The Caixin/Markit Manufacturing Purchasing Managers’ index (PMI) rose markedly to 51.2, beating analysts’ forecasts of 50.2 and much higher than September’s 50.1. The reading was the strongest since July 2014.
The index has now been above the 50-point neutral level which separates expansion in activity from contraction for four straight months, adding to growing views that the world’s second-largest economy is stabilising thanks to a government infrastructure spending spree and a housing boom.
Output expanded in October at its quickest pace since March 2011, suggesting strengthening market demand and a further upturn in new business, the survey showed.
Overall new orders grew rapidly to 52.6 from September’s 50.8, marking its highest growth since July 2014.
However, new export orders contracted marginally after a blip up in September, suggesting that the stronger readings in October were due to improved domestic demand.
While companies were able to raise prices the most since early 2011, they also continued to cut staff to reduce costs, suggesting a brighter outlook for profits.
Factories shed jobs at a significant clip for the 36th month in a row, though the pace eased slightly from September.
The rate of input cost inflation also accelerated to the sharpest recorded since September 2011, largely due to increased prices for raw materials such as steel, copper and coal.
“The economy seems to be stabilising for the moment, owing primarily to policies implemented to sustain growth,” Zhengsheng Zhong, director of macroeconomic analysis at CEBM Group, said in a note accompanying the PMI report.
A construction boom fuelled by government infrastructure spending and a housing market rally have helped to underpin the economy in recent months, with growth steadying at 6.7 percent in the third quarter from a year earlier.
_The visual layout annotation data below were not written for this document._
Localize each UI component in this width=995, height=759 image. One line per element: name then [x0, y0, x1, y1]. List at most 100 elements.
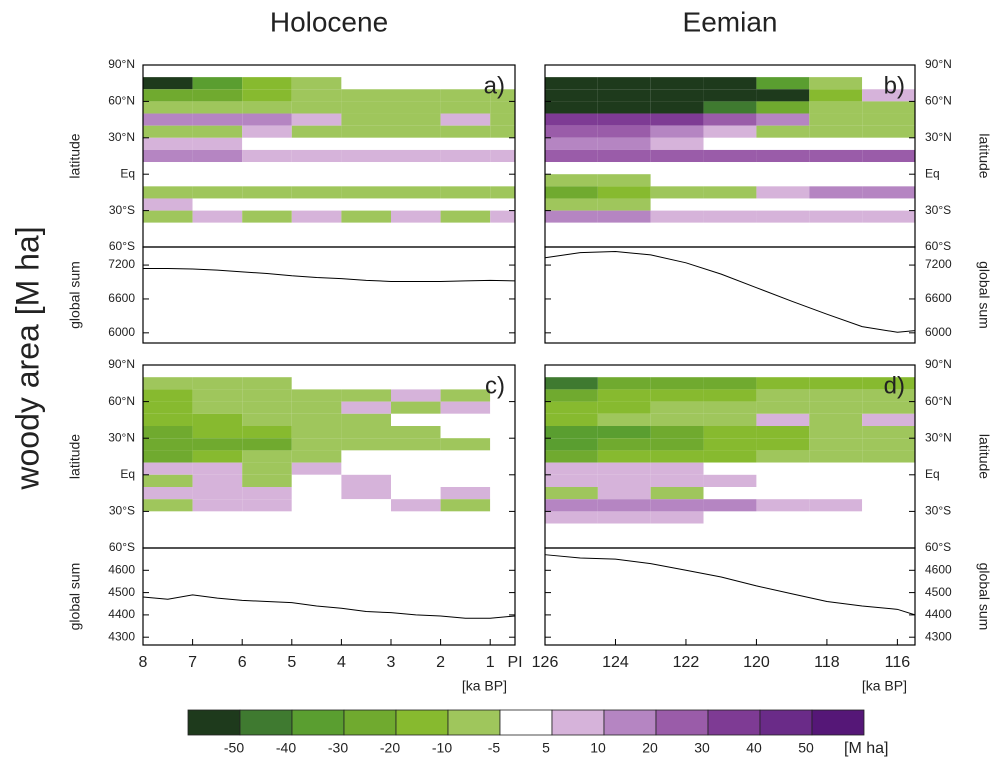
- heat-cell: [291, 125, 342, 138]
- heat-cell: [809, 535, 863, 548]
- heat-cell: [143, 162, 193, 175]
- column-title: Eemian: [683, 6, 778, 37]
- heat-cell: [143, 77, 193, 90]
- y-tick-label: 4300: [108, 629, 135, 643]
- heat-cell: [650, 377, 704, 390]
- x-tick-label: 4: [337, 654, 346, 671]
- heat-cell: [440, 174, 491, 187]
- heat-cell: [341, 77, 391, 90]
- heat-cell: [242, 389, 292, 402]
- heat-cell: [391, 511, 441, 524]
- heat-cell: [242, 377, 292, 390]
- heat-cell: [862, 450, 915, 463]
- heat-cell: [143, 523, 193, 536]
- heat-cell: [341, 222, 391, 235]
- heat-cell: [143, 450, 193, 463]
- heat-cell: [341, 113, 391, 126]
- heat-cell: [341, 186, 391, 199]
- heat-cell: [291, 389, 342, 402]
- heat-cell: [341, 535, 391, 548]
- heat-cell: [756, 523, 810, 536]
- heat-cell: [490, 377, 515, 390]
- heat-cell: [291, 474, 342, 487]
- heat-cell: [242, 438, 292, 451]
- y-tick-label: 30°S: [109, 504, 135, 518]
- heat-cell: [545, 174, 598, 187]
- heat-cell: [545, 413, 598, 426]
- heat-cell: [143, 186, 193, 199]
- heat-cell: [490, 511, 515, 524]
- heat-cell: [291, 186, 342, 199]
- heat-cell: [650, 210, 704, 223]
- heat-cell: [291, 77, 342, 90]
- heat-cell: [440, 198, 491, 211]
- heat-cell: [597, 450, 651, 463]
- heat-cell: [242, 125, 292, 138]
- heat-cell: [809, 198, 863, 211]
- heat-cell: [391, 222, 441, 235]
- heat-cell: [440, 413, 491, 426]
- x-tick-label: 1: [486, 654, 495, 671]
- heat-cell: [545, 474, 598, 487]
- heat-cell: [545, 89, 598, 102]
- heat-cell: [756, 210, 810, 223]
- heat-cell: [809, 149, 863, 163]
- heat-cell: [756, 450, 810, 463]
- panel-label: a): [484, 72, 505, 99]
- heat-cell: [391, 186, 441, 199]
- heat-cell: [440, 511, 491, 524]
- heat-cell: [862, 523, 915, 536]
- heat-cell: [291, 426, 342, 439]
- heat-cell: [341, 499, 391, 512]
- heat-cell: [809, 499, 863, 512]
- heat-cell: [597, 499, 651, 512]
- heat-cell: [756, 377, 810, 390]
- heat-cell: [143, 222, 193, 235]
- heat-cell: [490, 89, 515, 102]
- heat-cell: [703, 149, 757, 163]
- y-tick-label: 60°N: [108, 94, 135, 108]
- x-tick-label: 7: [188, 654, 197, 671]
- heat-cell: [703, 365, 757, 378]
- colorbar-label: -5: [488, 740, 501, 756]
- heat-cell: [192, 438, 243, 451]
- heat-cell: [192, 389, 243, 402]
- heat-cell: [143, 487, 193, 500]
- heat-cell: [545, 162, 598, 175]
- heat-cell: [143, 499, 193, 512]
- heat-cell: [192, 487, 243, 500]
- heat-cell: [192, 365, 243, 378]
- heat-cell: [862, 65, 915, 78]
- heat-cell: [650, 499, 704, 512]
- x-tick-label: 8: [139, 654, 148, 671]
- heat-cell: [703, 535, 757, 548]
- heat-cell: [490, 77, 515, 90]
- x-tick-label: 120: [743, 654, 770, 671]
- y-axis-label: latitude: [976, 434, 992, 479]
- heat-cell: [341, 413, 391, 426]
- y-tick-label: 6600: [925, 291, 952, 305]
- heat-cell: [809, 65, 863, 78]
- heat-cell: [291, 198, 342, 211]
- heat-cell: [862, 511, 915, 524]
- y-tick-label: 30°N: [108, 430, 135, 444]
- heat-cell: [597, 101, 651, 114]
- heat-cell: [143, 535, 193, 548]
- heat-cell: [341, 389, 391, 402]
- x-tick-label: 116: [885, 654, 911, 671]
- heat-cell: [862, 101, 915, 114]
- heat-cell: [192, 162, 243, 175]
- heat-cell: [440, 137, 491, 150]
- heat-cell: [862, 162, 915, 175]
- heat-cell: [756, 487, 810, 500]
- heat-cell: [862, 210, 915, 223]
- heat-cell: [291, 210, 342, 223]
- heat-cell: [597, 511, 651, 524]
- heat-cell: [291, 499, 342, 512]
- heat-cell: [650, 234, 704, 247]
- heat-cell: [650, 365, 704, 378]
- y-tick-label: 6600: [108, 291, 135, 305]
- plot-frame: [142, 246, 516, 344]
- heat-cell: [756, 389, 810, 402]
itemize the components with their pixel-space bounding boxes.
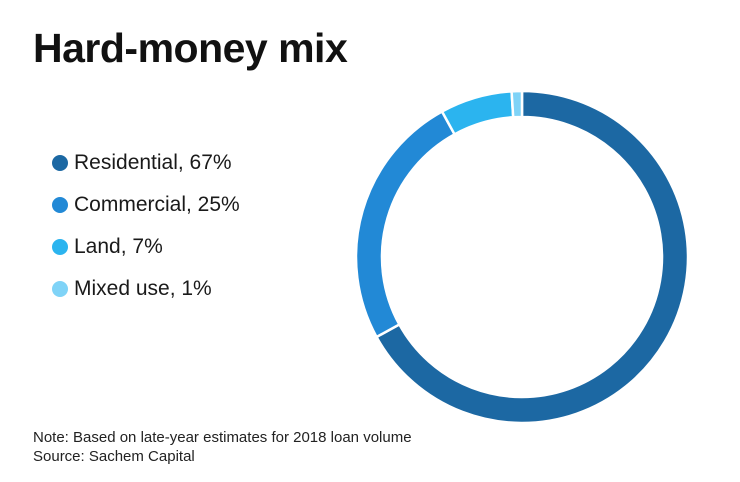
- chart-note: Note: Based on late-year estimates for 2…: [33, 429, 412, 446]
- donut-slice-land: [440, 90, 515, 137]
- legend-item-residential: Residential, 67%: [52, 142, 240, 184]
- legend-label-commercial: Commercial, 25%: [74, 193, 240, 216]
- legend-item-land: Land, 7%: [52, 226, 240, 268]
- donut-slice-residential: [374, 89, 690, 425]
- legend-label-land: Land, 7%: [74, 235, 163, 258]
- chart-title: Hard-money mix: [33, 25, 348, 71]
- legend-swatch-mixed-use: [52, 281, 68, 297]
- legend-label-mixed-use: Mixed use, 1%: [74, 277, 212, 300]
- chart-source: Source: Sachem Capital: [33, 448, 195, 465]
- legend-item-mixed-use: Mixed use, 1%: [52, 268, 240, 310]
- legend-swatch-land: [52, 239, 68, 255]
- legend-item-commercial: Commercial, 25%: [52, 184, 240, 226]
- chart-footer: Note: Based on late-year estimates for 2…: [33, 428, 412, 466]
- legend-label-residential: Residential, 67%: [74, 151, 232, 174]
- legend: Residential, 67% Commercial, 25% Land, 7…: [52, 142, 240, 310]
- donut-chart: [354, 89, 690, 425]
- donut-slice-commercial: [354, 109, 457, 339]
- legend-swatch-residential: [52, 155, 68, 171]
- legend-swatch-commercial: [52, 197, 68, 213]
- donut-slice-mixed-use: [510, 89, 524, 119]
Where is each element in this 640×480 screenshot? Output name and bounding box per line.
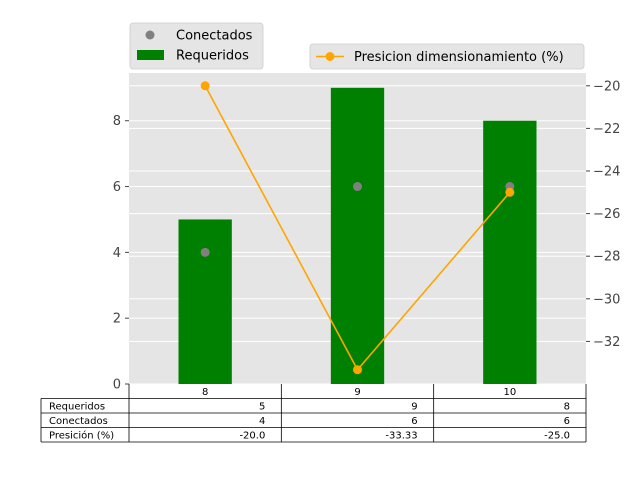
table-cell-1-2: 6 (564, 416, 570, 427)
table-row-label-2: Presición (%) (49, 430, 114, 442)
line-point-8 (200, 81, 210, 91)
line-point-10 (505, 187, 515, 197)
ytick-right-label-5: −22 (593, 122, 620, 137)
table-cell-1-0: 4 (259, 416, 265, 427)
table-col-header-8: 8 (202, 387, 208, 398)
legend-right (309, 43, 585, 70)
ytick-right-label-6: −20 (593, 79, 620, 94)
table-cell-2-1: -33.33 (385, 431, 417, 442)
legend-marker-dot-precision (325, 52, 335, 61)
scatter-point-9 (353, 182, 362, 192)
table-cell-0-1: 9 (411, 402, 417, 413)
ytick-right-label-3: −26 (593, 207, 620, 222)
scatter-point-8 (200, 247, 210, 257)
ytick-left-label-1: 2 (113, 312, 121, 327)
ytick-right-label-1: −30 (593, 292, 620, 307)
table-row-label-1: Conectados (49, 416, 108, 427)
table-cell-0-0: 5 (259, 402, 265, 413)
legend-label-requeridos: Requeridos (176, 49, 249, 64)
ytick-right-label-2: −28 (593, 250, 620, 265)
legend-label-conectados: Conectados (176, 29, 253, 44)
ytick-left-label-2: 4 (113, 246, 121, 261)
line-point-9 (353, 365, 362, 375)
table-cell-0-2: 8 (564, 402, 570, 413)
ytick-right-label-4: −24 (593, 164, 620, 179)
bar-9 (330, 87, 385, 385)
ytick-left-label-4: 8 (113, 114, 121, 129)
ytick-right-label-0: −32 (593, 335, 620, 350)
table-cell-2-2: -25.0 (544, 431, 570, 442)
table-row-label-0: Requeridos (49, 402, 105, 413)
table-cell-1-1: 6 (411, 416, 417, 427)
legend-label-precision: Presicion dimensionamiento (%) (354, 50, 564, 65)
ytick-left-label-0: 0 (113, 378, 121, 393)
bar-10 (483, 120, 537, 384)
table-cell-2-0: -20.0 (239, 431, 265, 442)
bar-8 (178, 219, 232, 384)
legend-marker-conectados (145, 30, 155, 40)
legend-marker-requeridos (137, 50, 164, 60)
table-col-header-9: 9 (354, 387, 360, 398)
ytick-left-label-3: 6 (113, 180, 121, 195)
table-col-header-10: 10 (503, 387, 516, 398)
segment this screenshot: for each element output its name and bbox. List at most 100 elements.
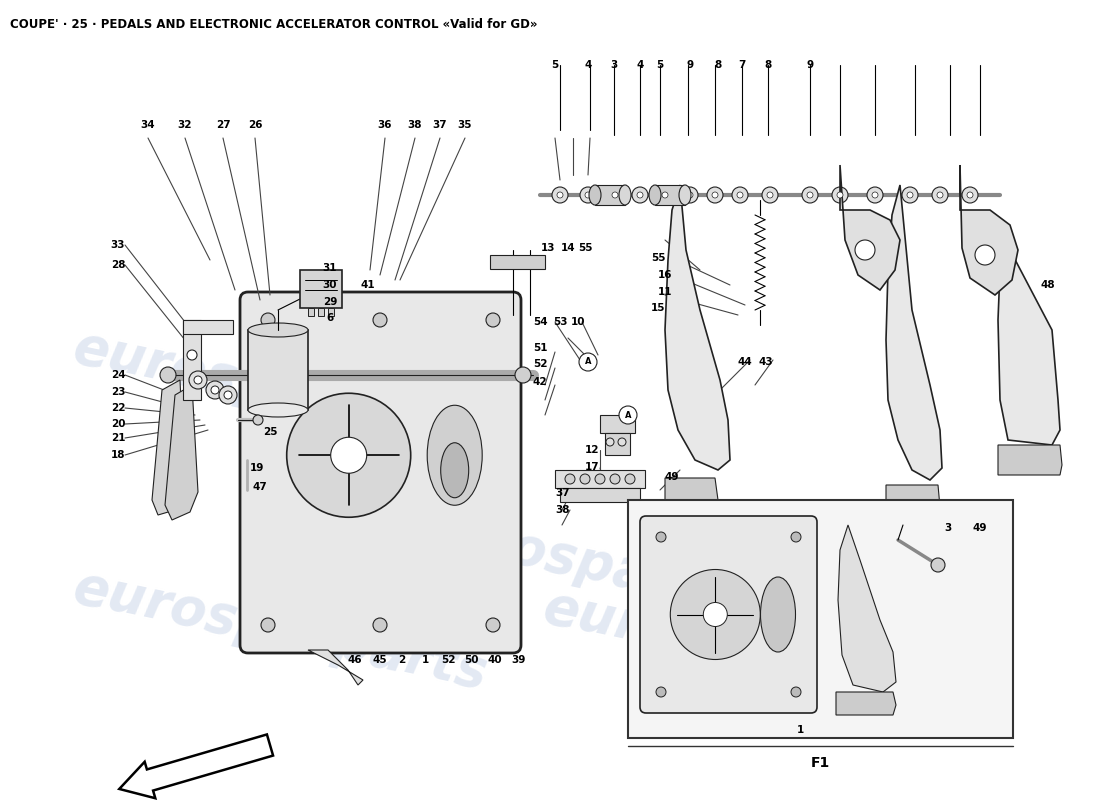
Text: 12: 12 (585, 445, 600, 455)
Bar (654, 185, 685, 205)
Circle shape (791, 532, 801, 542)
Text: 26: 26 (248, 120, 262, 130)
Circle shape (224, 391, 232, 399)
Circle shape (565, 474, 575, 484)
Polygon shape (886, 185, 942, 480)
Circle shape (802, 187, 818, 203)
Circle shape (160, 367, 176, 383)
Circle shape (657, 187, 673, 203)
Polygon shape (666, 478, 718, 508)
Text: 3: 3 (610, 60, 617, 70)
Polygon shape (836, 692, 896, 715)
Text: 3: 3 (945, 523, 952, 533)
Bar (490, 255, 544, 269)
Bar (605, 433, 630, 455)
Polygon shape (960, 165, 1018, 295)
Circle shape (373, 618, 387, 632)
Text: 21: 21 (111, 433, 125, 443)
Text: 38: 38 (408, 120, 422, 130)
Circle shape (585, 192, 591, 198)
Text: 35: 35 (458, 120, 472, 130)
Text: 8: 8 (764, 60, 771, 70)
Text: 36: 36 (377, 120, 393, 130)
Text: 1: 1 (421, 655, 429, 665)
Text: 46: 46 (348, 655, 362, 665)
Circle shape (187, 350, 197, 360)
Circle shape (962, 187, 978, 203)
Text: eurosparparts: eurosparparts (68, 561, 492, 699)
Circle shape (832, 187, 848, 203)
Text: 16: 16 (658, 270, 672, 280)
Text: eurosparparts: eurosparparts (538, 581, 961, 719)
Circle shape (211, 386, 219, 394)
Circle shape (287, 394, 410, 518)
Circle shape (515, 367, 531, 383)
Circle shape (867, 187, 883, 203)
Bar (248, 330, 308, 410)
Circle shape (580, 187, 596, 203)
Ellipse shape (649, 185, 661, 205)
Text: 43: 43 (759, 357, 773, 367)
Polygon shape (152, 380, 185, 515)
Circle shape (670, 570, 760, 659)
Text: 53: 53 (552, 317, 568, 327)
Text: 49: 49 (972, 523, 988, 533)
Text: 47: 47 (253, 482, 267, 492)
Ellipse shape (760, 577, 795, 652)
Text: 8: 8 (714, 60, 722, 70)
Polygon shape (183, 320, 233, 334)
Ellipse shape (248, 403, 308, 417)
Text: 4: 4 (584, 60, 592, 70)
Circle shape (373, 313, 387, 327)
Circle shape (762, 187, 778, 203)
Text: 15: 15 (651, 303, 666, 313)
Circle shape (610, 474, 620, 484)
Text: 4: 4 (636, 60, 644, 70)
Ellipse shape (427, 406, 482, 506)
Polygon shape (838, 525, 896, 692)
Circle shape (607, 187, 623, 203)
Text: 27: 27 (216, 120, 230, 130)
Text: 40: 40 (487, 655, 503, 665)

Large state firms have dominated the growth scene, while small and mid-sized private firms that the Caixin survey focuses on have struggled.
Some economists, however, think the housing boom may have peaked as more cities impose curbs on property purchases to cool surging home prices.
Zhong also cautioned that feeble growth in private investment could pose a risk to sustainable growth.
“Supportive policies must be continued, or industrial output may be dragged down by a slowdown in investment,” Zhong said.